After starting his professional basketball career overseas, Pablo Prigioni made his NBA debut in 2012 after signing with the New York Knicks. He spent three-plus seasons in Manhattan before the team traded him to the Houston Rockets and a report from Marc Berman of the New York Post says the Knicks have interest in reuniting with the 40-year-old floor general.
During his short tenure in the league, Prigioni was a reliable point guard who shot the three at a high rate and brought a brilliant basketball IQ onto the floor. He never wowed anyone with his scoring, but those early decade Knicks teams had more than enough firepower without him.
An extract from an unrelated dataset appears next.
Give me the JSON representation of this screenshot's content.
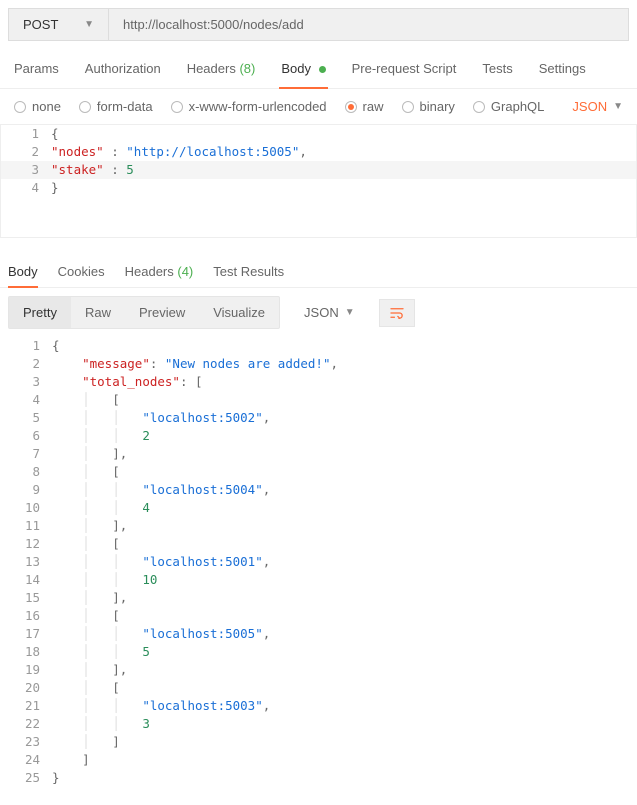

His expertise would serve the franchise well since they now have three young point guards on the roster after trading for Emmanuel Mudiay at the trade deadline.
Berman noted that Prigioni would join the team’s player development department, an aspect of the game that has evaded New York during the last few seasons.
Along with Mudiay, who’s only 21, the Knicks have Frank Ntilikina (19) and Trey Burke (25) who are getting time at the point guard position, and that’s a trio that has the potential to grow alongside each other. The problem is that the Knicks don’t have anyone to teach them. Prigioni might be the solution, but is still weighing his options.
A coach who could tap into the potential of these guards is necessary because Ntilikina hasn’t improved much since the start of the season and Burke and Mudiay have been written off because of their lack of development. Jeff Hornacek is finally beginning to allocate more time to those three, but that only does so much.
What makes everything sting a bit more is that the Brooklyn Nets, the Knicks’ cross-town rival, have done remarkable things with Spencer Dinwiddie, Jarrett Allen and Rondae Hollis-Jefferson, and that’s all attributed to their player development staff.
Pablo Prigioni has also visited with the Nets, but nothing has come of it at this time. Should he decide to return to his former employer, there’s the chance the Knicks’ rebuild becomes much less painless because the core of the team is making strides at a much quicker pace.